Sirens warble through the watery air, making the man holding the plastic bag feel like he’s underwater. He keeps his hands up, making himself taller and larger to ensure he’s seen. At his feet the lump still doesn’t move, and he’s afraid to look at it now. He isn’t sure, but a creeping feeling in his stomach tells him if he looks, there will be something he doesn’t want to see—something he won’t be able to handle. The police cars stop around him, lights flashing around the scene, and he lowers his arms. Men and women slide out of the cars, rushing forward. They’re asking questions he can’t answer, others are flapping their arms at the cars waiting and honking, unaware of the man lying in the street. Go around, go around… one of the cops calls, and the drivers in the cars begin cottoning on, making their left hand turns and craning their necks as they pass by, trying to understand what’s going on. Soon a barricade is set up around the man, blocking off the street, and the stream of traffic automatically makes the left turn; the people don’t even look anymore. The sirens of the ambulance can be heard, a little far off and then coming closer; the hospital is just down the street, not even five minutes away. More sirens on the horizon. The man with the plastic bag has slipped away, leaving the lump behind because he knows something the hospital will find out later, if the lump ends up at the hospital at all.

EMTs kneel down in the wet street and take the lump, the man’s, arm. They lift his damp sleeve up, exposing his wrist, and one of them places his fingers to the skin, waiting. He pulls his hand away and then pushes it down the front of the man’s filthy shirt to touch his chest; he waits. Again, he pulls his hand away and looks around, frowning. His colleague leans in as he speaks to him, nearly shouting over the din of the rain falling around them. The other EMT can just barely hear him, but the message is clear: …can’t find…pulse…

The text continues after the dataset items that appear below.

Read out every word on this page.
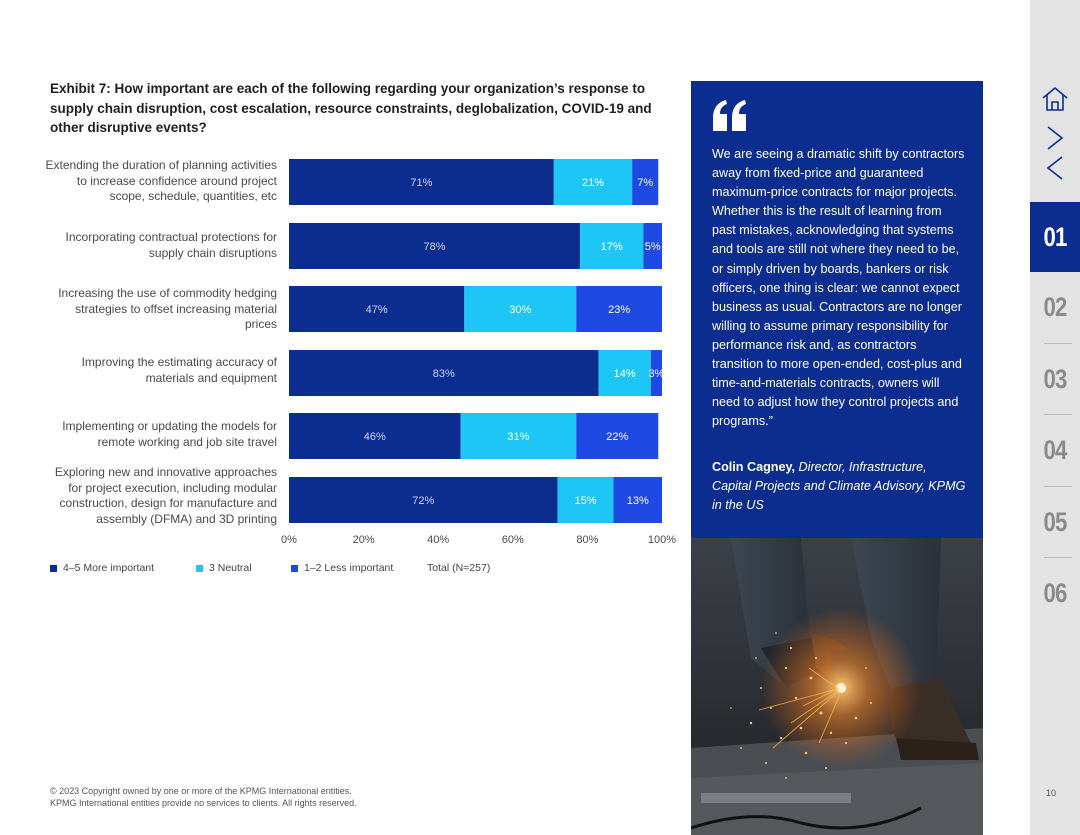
Exhibit 7: How important are each of the following regarding your organization’s response to supply chain disruption, cost escalation, resource constraints, deglobalization, COVID-19 and other disruptive events?
Extending the duration of planning activities to increase confidence around project scope, schedule, quantities, etc
Incorporating contractual protections for supply chain disruptions
Increasing the use of commodity hedging strategies to offset increasing material prices
Improving the estimating accuracy of materials and equipment
Implementing or updating the models for remote working and job site travel
Exploring new and innovative approaches for project execution, including modular construction, design for manufacture and assembly (DFMA) and 3D printing
71%	21%	7%
78%	17% 5%
47%	30%	23%
83%	14% 3%
46%	31%	22%
72%	15%	13%
0%	20%	40%	60%	80%	100%
4–5 More important	3 Neutral	1–2 Less important	Total (N=257)
© 2023 Copyright owned by one or more of the KPMG International entities.
KPMG International entities provide no services to clients. All rights reserved.
We are seeing a dramatic shift by contractors away from fixed-price and guaranteed maximum-price contracts for major projects. Whether this is the result of learning from past mistakes, acknowledging that systems and tools are still not where they need to be, or simply driven by boards, bankers or risk officers, one thing is clear: we cannot expect business as usual. Contractors are no longer willing to assume primary responsibility for performance risk and, as contractors transition to more open-ended, cost-plus and time-and-materials contracts, owners will need to adjust how they control projects and programs.”
Colin Cagney, Director, Infrastructure, Capital Projects and Climate Advisory, KPMG in the US
01
02
03
04
05
06
10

Someone asks if they should take him to the hospital to be sure, and someone else answers, and they lift him onto a stretcher and roll him into the back of the ambulance. Maybe they turned the sirens on, just in case. Maybe they didn’t. At the hospital, the old man, rank and grimy, smelling of urine and stale breath, dirt mixed with rain water smeared across his dark skin, lies on a table. The doctor standing over him imagines the long vertical incision from sternum to belly, opening him and laying him bare like a frog or cat or the fetal pigs from school. The thought probably doesn’t make him sick or sad; it’s just a thought. But then maybe it does. Maybe death never gets easier, no matter how often you’ve seen it.

The old man is moved to the hospital morgue where he lies still against a hard metal table, tag on his toe: N/A, N/A, N/A—Unknown. Outside a doctor makes a call to social services—they should try to learn who he was, if he had any family, if anyone actually cares that he fell down and died last night. Maybe the doctor has seen this before, over and over—again and again. Maybe these bodies stayed the designated amount of days, and then were transferred to the next holding place, world still spinning unaware that it’s been relieved of the weight of their soul.

Inside the morgue, the light automatically shuts off—there’s been no movement for more than five minutes and they can’t waste any power. Outside the door, the hospital whirs, alive with electricity. Inside the morgue, the old man’s body sits, settles, decays—each cell, each molecule, fighting to get away.

The old man’s clothes, wet with rain, stinking of dirt and urine and sweat, will probably be burned. His body, placed in a box in the ground, in an unmarked grave. He won’t be able to look at the sky through the thin wooden ceiling. He won’t see the clouds or feel the wind. He won’t know it looks like rain.